As autoras atentam para a importância de que professores orientadores de estágio
procedam com os alunos para essa aproximação da realidade, afim de analisa-la e questioná-
la criticamente, à luz de teorias.

4.2 O ESTÁGIO COMO PESQUISA E A PESQUISA NO ESTÁGIO


Para as autoras, a pesquisa no estágio enquanto método de formação dos estagiários
futuros docentes, permite a ampliação e a análise dos contextos onde se encontram, mas
também a possibilidade destes desenvolverem posturas e habilidades de pesquisador, tendo
o estágio como referência, dessa forma a elaboração de projetos surge como um “resultado”
da compreensão e da problematização das situações/contextos observados.

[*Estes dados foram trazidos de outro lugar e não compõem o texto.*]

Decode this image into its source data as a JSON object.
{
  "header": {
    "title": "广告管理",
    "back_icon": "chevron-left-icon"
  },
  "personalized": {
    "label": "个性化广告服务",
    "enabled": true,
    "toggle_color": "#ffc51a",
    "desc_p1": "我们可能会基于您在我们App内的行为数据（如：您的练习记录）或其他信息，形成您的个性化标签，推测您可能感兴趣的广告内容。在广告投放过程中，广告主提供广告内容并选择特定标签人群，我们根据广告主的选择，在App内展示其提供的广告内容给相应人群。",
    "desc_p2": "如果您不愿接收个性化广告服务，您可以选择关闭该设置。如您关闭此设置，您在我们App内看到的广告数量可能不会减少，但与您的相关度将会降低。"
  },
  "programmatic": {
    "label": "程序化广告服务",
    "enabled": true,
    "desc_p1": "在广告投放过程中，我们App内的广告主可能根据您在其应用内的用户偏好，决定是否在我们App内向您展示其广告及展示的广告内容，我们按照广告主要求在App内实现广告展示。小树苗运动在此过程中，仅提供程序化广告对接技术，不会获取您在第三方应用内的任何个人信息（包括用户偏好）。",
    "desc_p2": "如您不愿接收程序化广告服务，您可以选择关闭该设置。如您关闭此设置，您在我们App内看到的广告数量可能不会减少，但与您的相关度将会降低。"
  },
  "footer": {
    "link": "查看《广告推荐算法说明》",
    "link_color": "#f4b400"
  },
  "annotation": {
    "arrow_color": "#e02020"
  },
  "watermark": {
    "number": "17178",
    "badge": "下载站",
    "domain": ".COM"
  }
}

As autoras recorrem a Donald Schön para discutir sobre a formação na perspectiva
do professor reflexivo, este autor propõe uma formação profissional que não se dê aos
moldes do currículo sequencial: primeiro apresenta a ciência, depois a sua aplicação e por
fim o estágio como o momento da aplicação dos conhecimentos técnico-profissionais. Nessa
perspectiva, os profissionais segundo Schön não ultrapassariam os conhecimentos e não
responderiam às situações que se fazem na prática profissional. Ao contrário disso, este autor
propõe uma formação baseada na epistemologia da prática, ou sejam na valorização da
prática como um momento de construção de conhecimento (reflexão, análise e
problematização das situações).
Segundo Sacristán na perspectiva da epistemologia da prática, a teoria e prática são
inseparáveis, visto que sempre há o diálogo do conhecimento pessoal adquirido com a ação.
Este conhecimento é formado na experiência do profissional, mas também se nutre das
teorias da educação (SACRISTÁN, 1999, p. 12 apud PIMENTA; LIMA, 2006, p. 16).
Para as autoras o papel da teoria é oferecer perspectivas de análise para compreender
os contextos nos quais se dá a atividade docente, para assim intervir e transformar. Esse
processo só é possível pela atividade de pesquisa que permite a análise e a problematização
das ações e das práticas confrontadas com as teorias a estas relacionadas.
Ao mesmo tempo em que as autoras apresentam a importância de um certo
protagonismo do professor enquanto professor reflexivo e pesquisador, elas nos alertam para
os riscos de um “praticismo” decorrente da prática como suficiente para a construção do
saber docente.
Discursam também sobre o reducionismo da crítica/análise às ações realizadas na
sala de aula que excluem a crítica ao contexto social em que se dá a ação educativa, visto
que desta forma, desconsidera a influência da realidade social sobre ações, pensamentos e
conhecimentos construídos socio-historicamente.
As autoras apresentam o estágio não como apenas um dos componentes do curso de
formação, mas um integrante do corpo de conhecimentos desse curso. Dessa forma, ele pode
permear todas as disciplinas, possibilitando o desenvolvimento de atividades que
possibilitem o conhecimento, a análise, reflexão da ação docente, identificando impasses e
dificuldades que mediante análise crítica apontam para transformações nas práticas docentes.
Importante ressaltar que estudo, análise, problematização, reflexão e a proposição de
projetos/soluções não estão apenas relacionados para práticas nas salas de aula, mas também
outros espaços da escola, assim, indica a importância de desenvolver habilidades para análise
do espaço institucional como um todo.